Although many writing books are difficult to read, the authors have assembled a readable, yet highly informative book on writing. I have found this book to be helpful in preparing to write papers for grad schools, but I am confident that undergrad, and even high school, writers would benefit from reading this book.
Çok büyük keyifle okudum. Sunduğu bakış açısı, verdiği örnekler ve yol gösterici önerileri ile araştırmaya ilgi duyan herkes, ama özellikle lisansüstü öğrencileri için, tam bir başucu kaynağı niteliğinde olmuş. Aslında keşke lisans düzeyindeki öğrencilere de kitaptan örnekler sunulabilse, belki o zaman araştırmanın önemi, aşamaları ve bazen bu aşamalardan geçerken kaybolmanın aslında ne kadar normal olduğu daha somut bir şekilde anlatılabilir öğrenciye. Bunu söylememin sebebi, araştırmaya lisanstan itibaren ilgi duyan azimli/çalışkan bir öğrencinin bile, lisansüstünde konu "araştırma"ya geldiğinde sudan çıkmış balık gibi hissedebileceğini bilmem. "Veri toplama" / "veri analizi" gibi durumlar için de bu durum oldukça geçerli görünüyor. Öğrencinin henüz erken aşamalarda araştırmaya alıştırılması gerekiyor, mesele sadece bir ödev üzerinden var olan bilgilerin özetini sunmak olmamalı ki onu bile layıkıyla yapabilecek durumda olmayan öğrencilerin olası varlığını düşününce bu durumun eğitim adına da ne büyük bir kayıp olduğu anlaşılıyor fikrimce.
I found this to be a very practical and helpful book, especially being a preacher and the amount of reading and researching that goes with the calling
The book is meant to be used as a resource and depending on where you are in your research project this book has the material you need to follow through from start to finish including the importance of the introduction, how to cite sources, and collating material the significance of the title and much more.
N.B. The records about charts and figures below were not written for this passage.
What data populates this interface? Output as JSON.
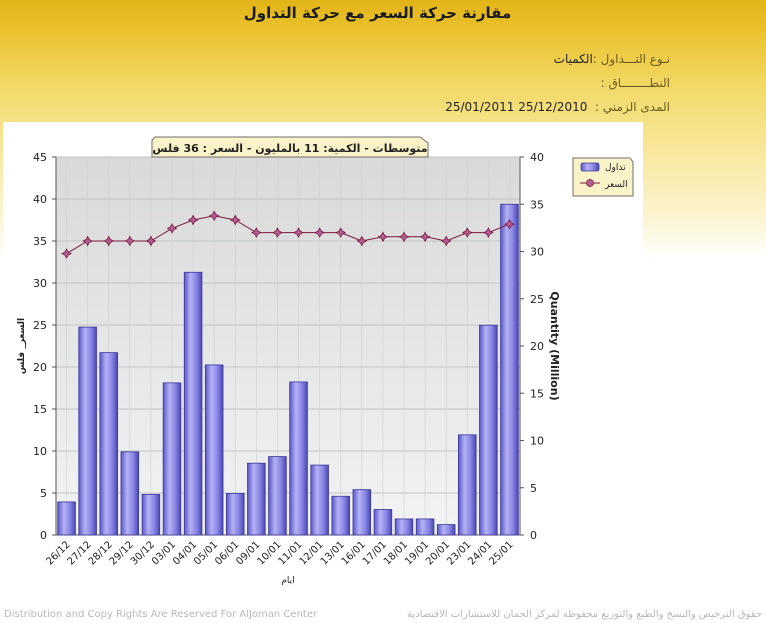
{
  "page": {
    "title": "مقارنة حركة السعر مع حركة التداول",
    "trade_type_label": "نـوع التـــداول :",
    "trade_type_value": "الكميات",
    "range_label": "النطــــــــاق :",
    "range_value": "",
    "period_label": "المدى الزمني :",
    "period_value": "25/12/2010 25/01/2011",
    "footer_left": "Distribution and Copy Rights Are Reserved For AlJoman Center",
    "footer_right": "حقوق الترخيص والنسخ والطبع والتوزيع محفوظة لمركز الجمان للاستشارات الاقتصادية"
  },
  "colors": {
    "bar": "#8a86e6",
    "line": "#7a1a3e",
    "marker": "#b06090"
  },
  "chart_data": {
    "type": "bar",
    "title": "متوسطات - الكمية: 11 بالمليون   - السعر : 36 فلس",
    "categories": [
      "26/12",
      "27/12",
      "28/12",
      "29/12",
      "30/12",
      "03/01",
      "04/01",
      "05/01",
      "06/01",
      "09/01",
      "10/01",
      "11/01",
      "12/01",
      "13/01",
      "16/01",
      "17/01",
      "18/01",
      "19/01",
      "20/01",
      "23/01",
      "24/01",
      "25/01"
    ],
    "xlabel": "ايام",
    "ylabel_left": "السعر_ فلس",
    "ylabel_right": "Quantity (Million)",
    "ylim_left": [
      0,
      45
    ],
    "ylim_right": [
      0,
      40
    ],
    "yticks_left": [
      0,
      5,
      10,
      15,
      20,
      25,
      30,
      35,
      40,
      45
    ],
    "yticks_right": [
      0,
      5,
      10,
      15,
      20,
      25,
      30,
      35,
      40
    ],
    "legend_position": "top-right",
    "series": [
      {
        "name": "تداول",
        "type": "bar",
        "axis": "right",
        "values": [
          3.5,
          22,
          19.3,
          8.8,
          4.3,
          16.1,
          27.8,
          18,
          4.4,
          7.6,
          8.3,
          16.2,
          7.4,
          4.1,
          4.8,
          2.7,
          1.7,
          1.7,
          1.1,
          10.6,
          22.2,
          35
        ]
      },
      {
        "name": "السعر",
        "type": "line",
        "axis": "left",
        "values": [
          33.5,
          35,
          35,
          35,
          35,
          36.5,
          37.5,
          38,
          37.5,
          36,
          36,
          36,
          36,
          36,
          35,
          35.5,
          35.5,
          35.5,
          35,
          36,
          36,
          37
        ]
      }
    ],
    "grid": true
  }
}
At the end of each chapter, there was a QUICK TIP which is more of an abbreviation of the chapter outlined so you don't have to run through the chapter again.
It is a book that is meant to be used as a resource. It will get marked, underlined, and highlighted for sure.
I would recommend this book to anyone who spends time in research particularly college students, authors, and even those in ministry.
This books seems great for teaching the academic research essay, though I imagine it would sometimes be probably a bit over the heads of a lot of lower-div writing students. It's got so much composition AND rhetoric stuff packed in. I'm planning to use it for my soph-level academic research course; will need to supplement with Lamott's "Shitty First Drafts" and primary research methods, which I think could feed nicely into some more exploratory forms of writing, too.
Be sure to read the 4th edition (2016). We all do research. Whenever we look up information to share it with people. But how do we know what information to believe, and how do we communicate it clearly? This book is designed for students in higher education to write clear and effective academic projects. It uses clear examples and a smooth style. (The chapter on style is worth its weight in gold.) 280 pages.
My college professor asked us to read this for homework. When I first picked it up, I expected it to disappoint me. However, I was pleasantly surprised when I realized that the writing was accesible and not dense at all. I would recommend this to anyone who wants to enhance their writing skills and learn how to write an effective research paper.
This is a great book to help with the writing and research process for academic papers and articles. It is written conversationally, straight forward and easy to understand.
Not particularly useful—mostly common sense stuff. Also, it has a pretty heavy positivist/post-positivist bent, which makes it even less useful for anyone who subscribes to other paradigms.